While visiting the State Fair: ‘Thank A Farmer’
During the State Fair, which will run from Sept. 24 through Oct. 3 at The Meadow Event Park in Caroline County, Farm Bureau will be emphasizing the importance of farming. The organization’s Farm Safety Advisory Committee is spearheading an effort to demonstrate to farmers how much the public supports their work.
Visitors to Farm Bureau’s exhibit space will be encouraged to write messages or draw pictures that illustrate how much they appreciate farmers providing them with food, fiber and fuel. They also will be asked to share their support on social media using the hashtag, #VaLovesFarmers.
“Farmers do so much for Virginians, and they work hard every day. Farming can be extremely stressful and adversely affect farmers’ mental health,” explained Dana Fisher, chair of the VFBF safety committee. “We wanted a tangible way for the public to show its support of farmers. And since so many people visit the State Fair, we thought this would be a good place to kick off this program.”
Children will be able to fill in farm-themed coloring sheets using soy-based crayons, and adults can provide hand-written messages of thanks and encouragement. Drawings and notes will be displayed beside the Meadow Pavilion.
After the fair, the display will be exhibited at the VFBF Annual Convention, one of the state’s largest annual gatherings of farmers.
Additionally, some fairgoers will be interviewed about their thoughts on agriculture and farmers.
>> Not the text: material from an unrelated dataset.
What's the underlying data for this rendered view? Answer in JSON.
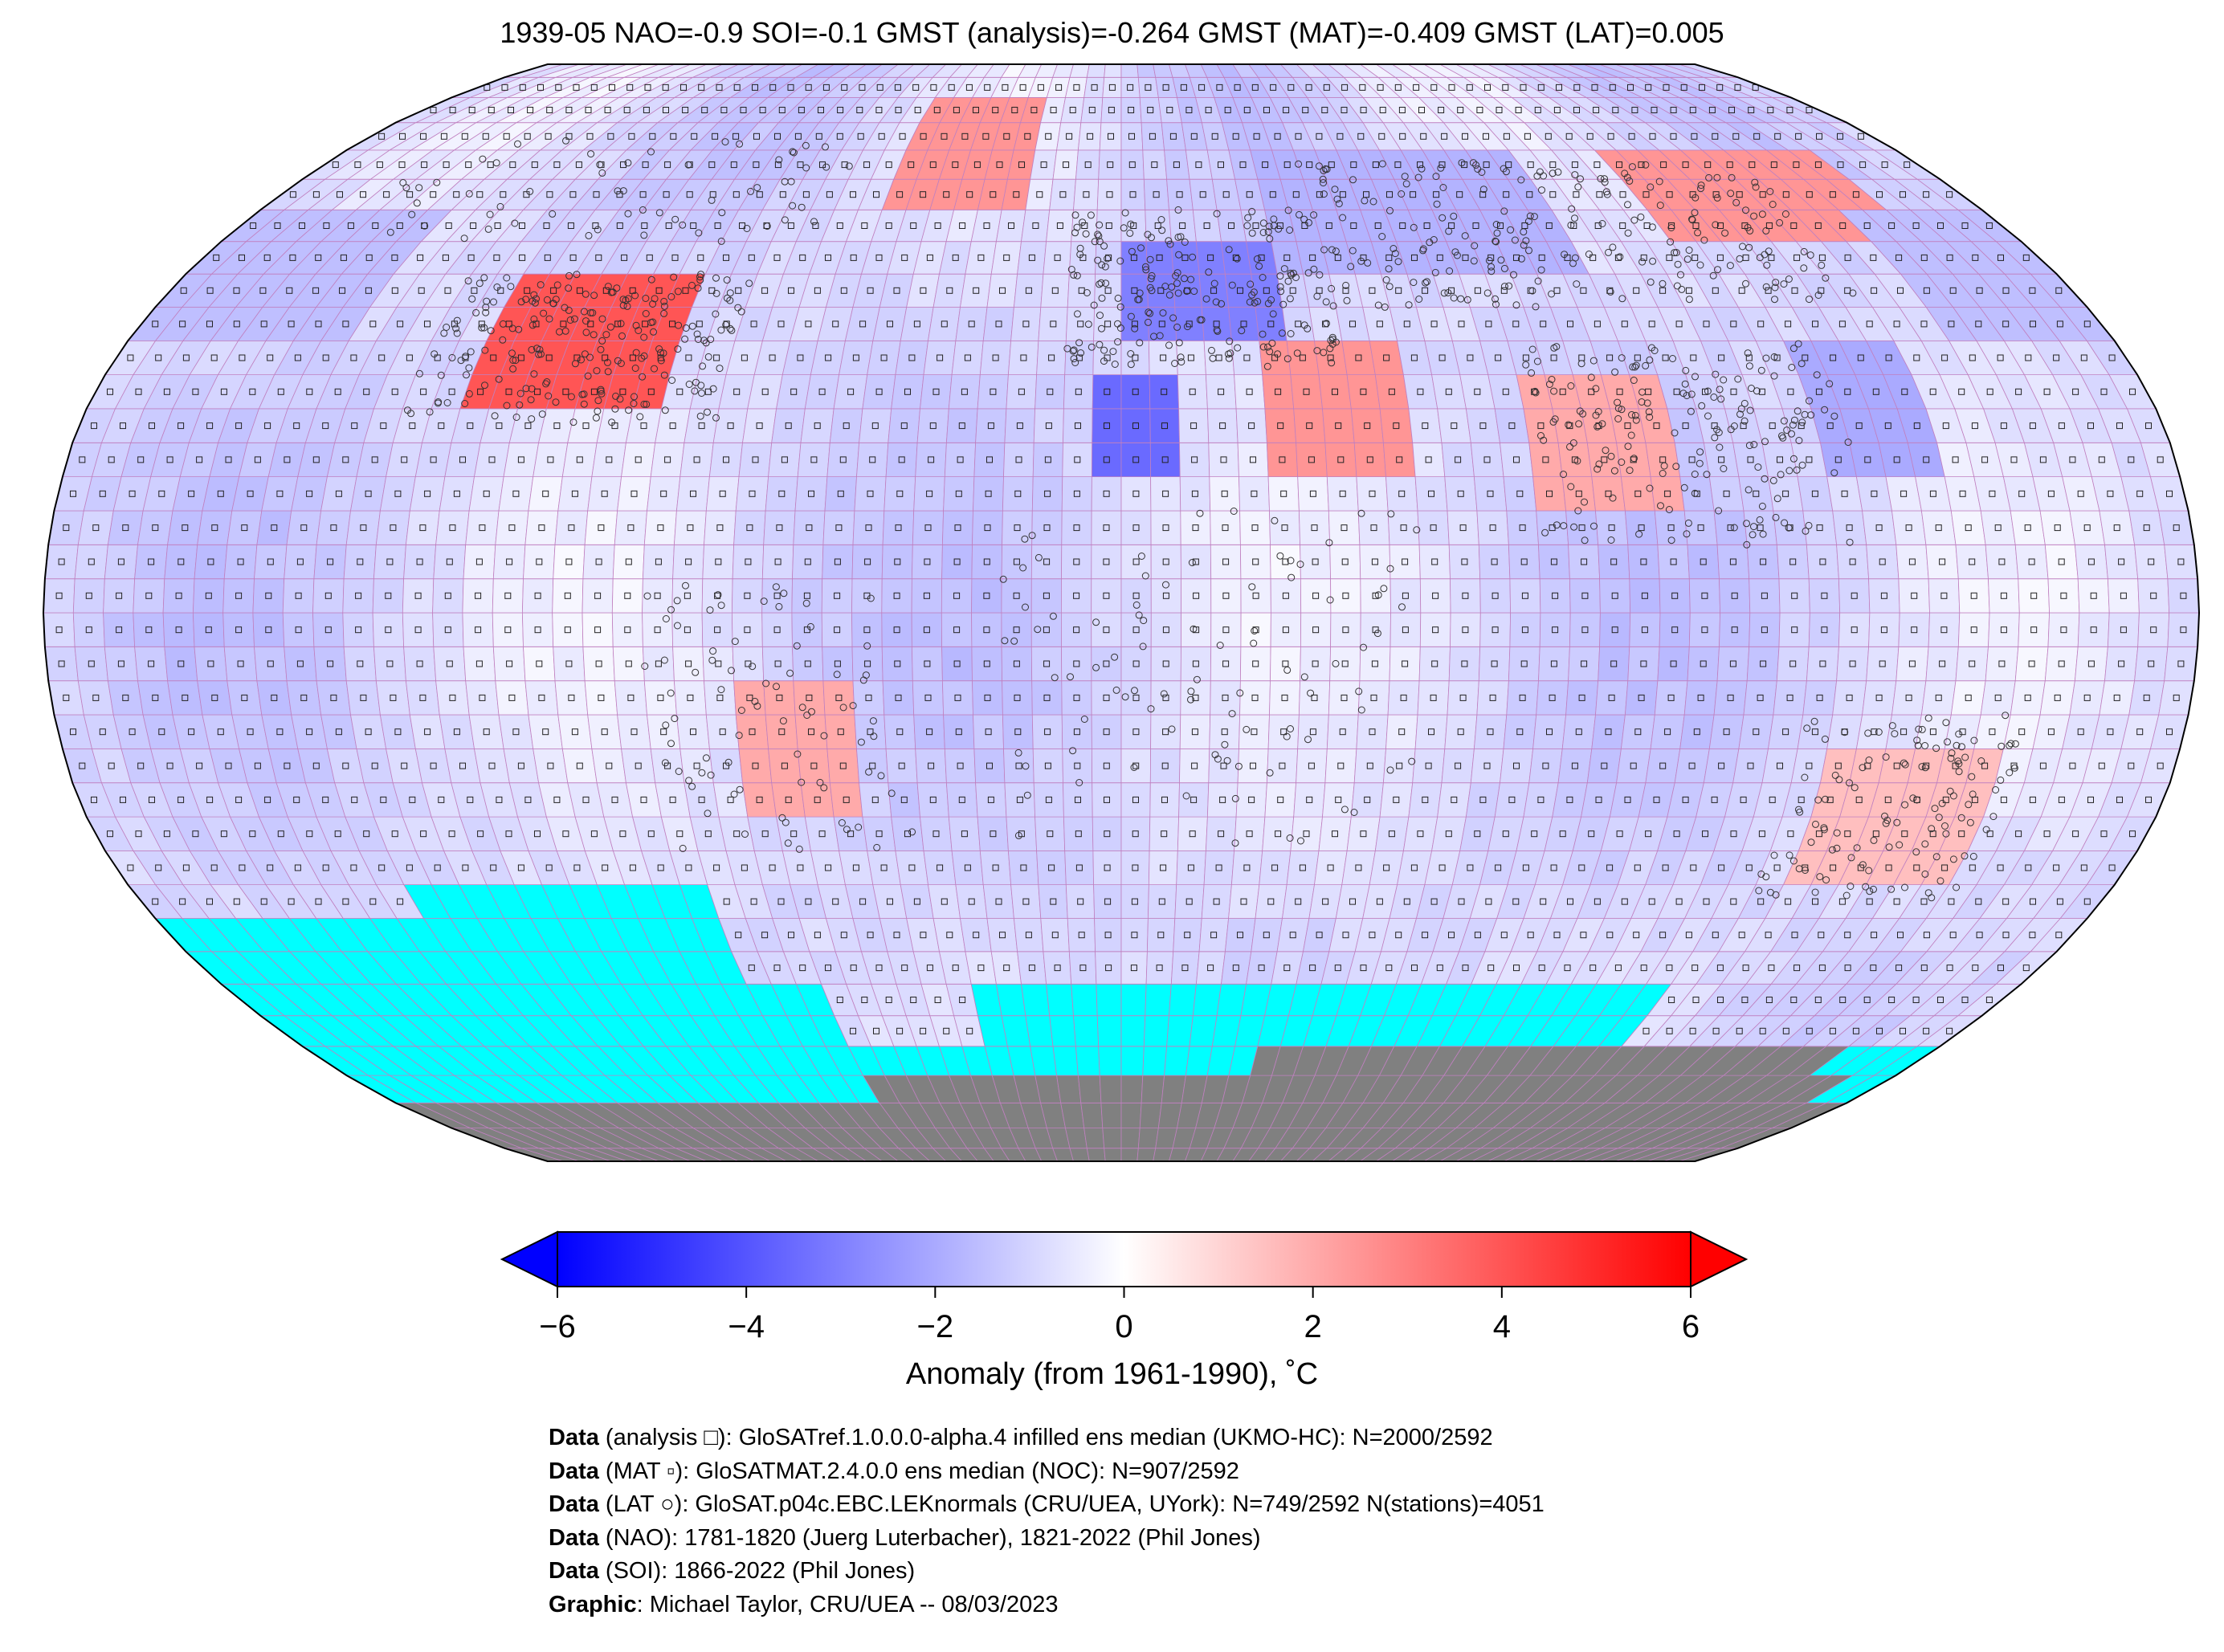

Those videotaped messages will be shared on social media.
“Agriculture remains the foundation of Virginia’s economy and our largest private industry,” said Brad Copenhaver, commissioner of the Virginia Department of Agriculture and Consumer Services. “In addition to providing us with food, fiber and fuel, agriculture can also support recreation, tourism, wildlife habitat, biodiversity, land conservation and flood mitigation, and improve water quality, soil health and carbon sequestration. The Thank A Farmer program lets farmers know how much we appreciate their contributions to our everyday lives and as stewards of our land, water and other natural resources.”
Fair visitors will be able to explore the importance of Virginia agriculture through interactive features of the Farm Bureau exhibit. Among the activities will be a tractor simulator equipped with videos that let people steer their way through a day on the farm. Fairgoers also can enjoy learning the benefits of Virginia’s commodities by selecting from several short videos on a farm products display.
“There will be a lot of interactive, self-guided activities,” said Whitney Perkins, assistant director of agriculture, development and innovation, who is heading up the organization’s presence at the fair. “We’ve geared the content in a way that everyone can learn something.”
Children will be able to get hands-on and match products with corresponding agriculture commodities through a tactile My Plate activity board. In addition, they can rotate through various Virginia farming facts on a silo equipped with a digital display and tractor steering wheel.